Андрей гладил меня по спине.
– Моя соседка, милая бабуля, высадила за домом цветник. Там я нашёл ромашку, пока ты спала. И, кстати, это никакая не ромашка. Это осенняя хризантема. Как-то она называется ещё по-другому… Она цветёт почти до снега. Когда я за ней полез, бабуля соседка прочитала мне целую лекцию.
Я старалась больше не всхлипывать. Не помню, когда я в последний раз плакала. Между расплакаться и возненавидеть я обычно склоняюсь ко второму, но тут с Андреем даже плакалось как-то по-особенному легко.
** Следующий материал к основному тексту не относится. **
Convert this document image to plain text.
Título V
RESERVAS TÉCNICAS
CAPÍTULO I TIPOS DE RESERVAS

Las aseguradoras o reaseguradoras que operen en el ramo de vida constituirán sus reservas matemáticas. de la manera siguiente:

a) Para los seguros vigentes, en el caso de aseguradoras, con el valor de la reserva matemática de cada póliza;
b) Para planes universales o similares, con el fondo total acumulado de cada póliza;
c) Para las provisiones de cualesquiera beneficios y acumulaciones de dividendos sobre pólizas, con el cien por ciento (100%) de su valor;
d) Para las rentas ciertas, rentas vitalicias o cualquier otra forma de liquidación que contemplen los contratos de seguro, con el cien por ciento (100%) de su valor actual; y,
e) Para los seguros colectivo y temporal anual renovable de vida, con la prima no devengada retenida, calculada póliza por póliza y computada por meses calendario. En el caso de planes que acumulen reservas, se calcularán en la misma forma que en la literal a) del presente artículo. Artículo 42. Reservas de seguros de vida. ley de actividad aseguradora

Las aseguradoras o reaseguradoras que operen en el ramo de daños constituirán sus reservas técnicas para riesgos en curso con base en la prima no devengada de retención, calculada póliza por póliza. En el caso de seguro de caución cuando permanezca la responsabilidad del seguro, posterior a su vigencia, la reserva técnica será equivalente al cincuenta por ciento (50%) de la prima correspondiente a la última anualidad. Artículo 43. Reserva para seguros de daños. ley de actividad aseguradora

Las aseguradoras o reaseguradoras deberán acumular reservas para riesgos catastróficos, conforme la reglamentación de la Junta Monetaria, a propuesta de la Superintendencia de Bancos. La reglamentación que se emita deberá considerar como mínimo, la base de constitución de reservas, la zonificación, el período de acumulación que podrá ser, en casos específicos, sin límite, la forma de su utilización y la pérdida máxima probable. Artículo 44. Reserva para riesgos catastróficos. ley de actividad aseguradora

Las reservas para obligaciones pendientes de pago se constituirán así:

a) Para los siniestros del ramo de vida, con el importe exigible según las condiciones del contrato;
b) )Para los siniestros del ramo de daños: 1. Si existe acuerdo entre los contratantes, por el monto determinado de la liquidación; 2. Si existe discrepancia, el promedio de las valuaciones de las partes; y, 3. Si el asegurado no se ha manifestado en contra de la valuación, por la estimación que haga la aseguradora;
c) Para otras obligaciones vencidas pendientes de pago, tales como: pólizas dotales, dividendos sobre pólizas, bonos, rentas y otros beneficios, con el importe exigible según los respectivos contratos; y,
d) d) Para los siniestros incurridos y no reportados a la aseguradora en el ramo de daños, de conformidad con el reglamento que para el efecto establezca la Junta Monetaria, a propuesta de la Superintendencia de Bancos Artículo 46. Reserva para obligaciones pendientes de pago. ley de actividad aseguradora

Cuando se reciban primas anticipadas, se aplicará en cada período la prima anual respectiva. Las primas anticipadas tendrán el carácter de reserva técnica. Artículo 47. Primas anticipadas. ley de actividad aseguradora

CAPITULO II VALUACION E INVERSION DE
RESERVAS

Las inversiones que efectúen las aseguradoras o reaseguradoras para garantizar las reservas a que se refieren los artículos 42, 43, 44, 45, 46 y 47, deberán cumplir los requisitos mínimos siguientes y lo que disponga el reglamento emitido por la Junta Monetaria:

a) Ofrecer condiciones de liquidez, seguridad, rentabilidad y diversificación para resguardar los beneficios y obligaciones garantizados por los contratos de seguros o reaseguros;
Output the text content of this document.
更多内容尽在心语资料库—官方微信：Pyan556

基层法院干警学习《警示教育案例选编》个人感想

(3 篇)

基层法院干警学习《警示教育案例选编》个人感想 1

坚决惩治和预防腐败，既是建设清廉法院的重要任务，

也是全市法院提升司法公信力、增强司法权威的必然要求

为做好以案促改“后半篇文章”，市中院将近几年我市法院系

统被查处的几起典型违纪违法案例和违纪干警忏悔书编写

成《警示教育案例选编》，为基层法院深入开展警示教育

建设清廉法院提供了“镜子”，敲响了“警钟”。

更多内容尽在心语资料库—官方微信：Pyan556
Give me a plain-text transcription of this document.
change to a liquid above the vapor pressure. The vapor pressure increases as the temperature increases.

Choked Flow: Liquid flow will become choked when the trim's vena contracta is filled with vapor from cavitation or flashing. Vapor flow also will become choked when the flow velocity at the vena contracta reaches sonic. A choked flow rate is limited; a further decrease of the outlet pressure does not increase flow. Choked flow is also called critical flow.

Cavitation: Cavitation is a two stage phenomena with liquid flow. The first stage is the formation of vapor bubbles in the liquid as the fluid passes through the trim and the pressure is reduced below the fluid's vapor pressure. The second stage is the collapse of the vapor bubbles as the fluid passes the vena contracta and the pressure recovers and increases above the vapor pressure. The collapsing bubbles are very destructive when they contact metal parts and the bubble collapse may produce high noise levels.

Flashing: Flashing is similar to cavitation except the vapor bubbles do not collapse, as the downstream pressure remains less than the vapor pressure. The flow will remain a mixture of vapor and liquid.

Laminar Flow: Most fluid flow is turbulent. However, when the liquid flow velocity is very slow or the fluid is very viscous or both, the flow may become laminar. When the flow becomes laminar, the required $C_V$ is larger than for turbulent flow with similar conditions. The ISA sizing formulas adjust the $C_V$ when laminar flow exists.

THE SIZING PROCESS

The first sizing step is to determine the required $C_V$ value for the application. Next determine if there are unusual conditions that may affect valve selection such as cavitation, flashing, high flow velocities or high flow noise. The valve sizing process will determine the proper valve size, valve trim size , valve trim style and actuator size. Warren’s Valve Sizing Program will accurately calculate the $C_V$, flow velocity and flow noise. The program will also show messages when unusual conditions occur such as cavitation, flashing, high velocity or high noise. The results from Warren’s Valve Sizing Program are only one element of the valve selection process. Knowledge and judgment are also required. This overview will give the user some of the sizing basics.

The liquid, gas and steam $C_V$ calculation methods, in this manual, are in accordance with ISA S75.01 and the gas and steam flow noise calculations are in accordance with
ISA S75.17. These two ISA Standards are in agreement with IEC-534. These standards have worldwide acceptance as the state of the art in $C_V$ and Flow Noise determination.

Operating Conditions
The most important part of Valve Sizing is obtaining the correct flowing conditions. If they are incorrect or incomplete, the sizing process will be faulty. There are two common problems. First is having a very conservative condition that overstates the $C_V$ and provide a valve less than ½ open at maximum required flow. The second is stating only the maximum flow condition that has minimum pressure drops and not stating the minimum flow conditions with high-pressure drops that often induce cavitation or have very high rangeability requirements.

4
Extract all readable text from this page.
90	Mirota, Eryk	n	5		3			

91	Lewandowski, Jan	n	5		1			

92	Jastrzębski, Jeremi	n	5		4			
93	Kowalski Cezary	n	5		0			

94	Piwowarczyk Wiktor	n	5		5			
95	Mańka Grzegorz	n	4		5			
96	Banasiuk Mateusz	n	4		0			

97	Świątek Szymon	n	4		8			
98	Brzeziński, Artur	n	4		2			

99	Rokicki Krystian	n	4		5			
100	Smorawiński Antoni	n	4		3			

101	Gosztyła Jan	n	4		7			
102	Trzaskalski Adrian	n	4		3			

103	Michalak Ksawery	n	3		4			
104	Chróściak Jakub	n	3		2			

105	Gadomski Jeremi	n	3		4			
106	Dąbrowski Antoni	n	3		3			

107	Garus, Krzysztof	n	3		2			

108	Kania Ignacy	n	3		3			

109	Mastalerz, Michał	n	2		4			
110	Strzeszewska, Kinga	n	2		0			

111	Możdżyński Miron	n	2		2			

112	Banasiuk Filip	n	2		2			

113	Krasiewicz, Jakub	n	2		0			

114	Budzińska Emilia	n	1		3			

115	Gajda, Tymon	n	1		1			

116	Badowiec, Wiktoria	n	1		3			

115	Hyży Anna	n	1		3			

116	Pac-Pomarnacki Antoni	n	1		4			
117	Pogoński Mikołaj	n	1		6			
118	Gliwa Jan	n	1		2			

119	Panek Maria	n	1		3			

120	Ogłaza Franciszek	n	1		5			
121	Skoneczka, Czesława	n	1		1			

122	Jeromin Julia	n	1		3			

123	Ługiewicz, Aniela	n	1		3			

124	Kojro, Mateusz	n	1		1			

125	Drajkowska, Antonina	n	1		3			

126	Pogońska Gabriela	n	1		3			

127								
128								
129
Я подняла голову и увидела его голубые чуть тревожные глаза.
– Есть хочу.
Андрей улыбнулся.
– Да, пора уже куда-нибудь ехать, – сказал он, но не отпустил меня из своих рук.
– Если бы я знала, что скоро умру, я бы позвонила тебе, – совсем не к месту вырвалось у меня.
Андрей засмеялся.
– Глупая! Не смей даже думать о смерти. Нам ещё жить и жить.
И от этого короткого, почти незаметного в целой фразе «нам» внутри у меня разлилось приятное тепло, как бывает от кружки молока с мёдом.
– У нас же всё будет хорошо? – прошептала я едва слышно. – Мы же не доведём друг друга и себя до такого, как в отрицательных примерах?
– Конечно, нет, – ответил Андрей. – Мы оба этого не хотим.
– Значит, у нас будет, как в твоём образце?
Андрей негромко усмехнулся.
– Нет никаких образцов. Сегодня я это понял. Не знаю, любили ли друг друга бабушка и дед, но уважали точно. Всё дело в том, что уважать без любви можно, а вот любить без уважения… Это будет не любовь, а сплошные отрицательные примеры. И мы с тобой, зная этот секрет, сможем быть счастливы. Если, конечно, захотим.
Он накрутил на палец прядь моих волос и рассматривал её на свету.
– Ты познакомишь меня со своими родными? – спросила я.
Рука Андрея замера. Мой локон раскрутился и соскользнул с его пальца.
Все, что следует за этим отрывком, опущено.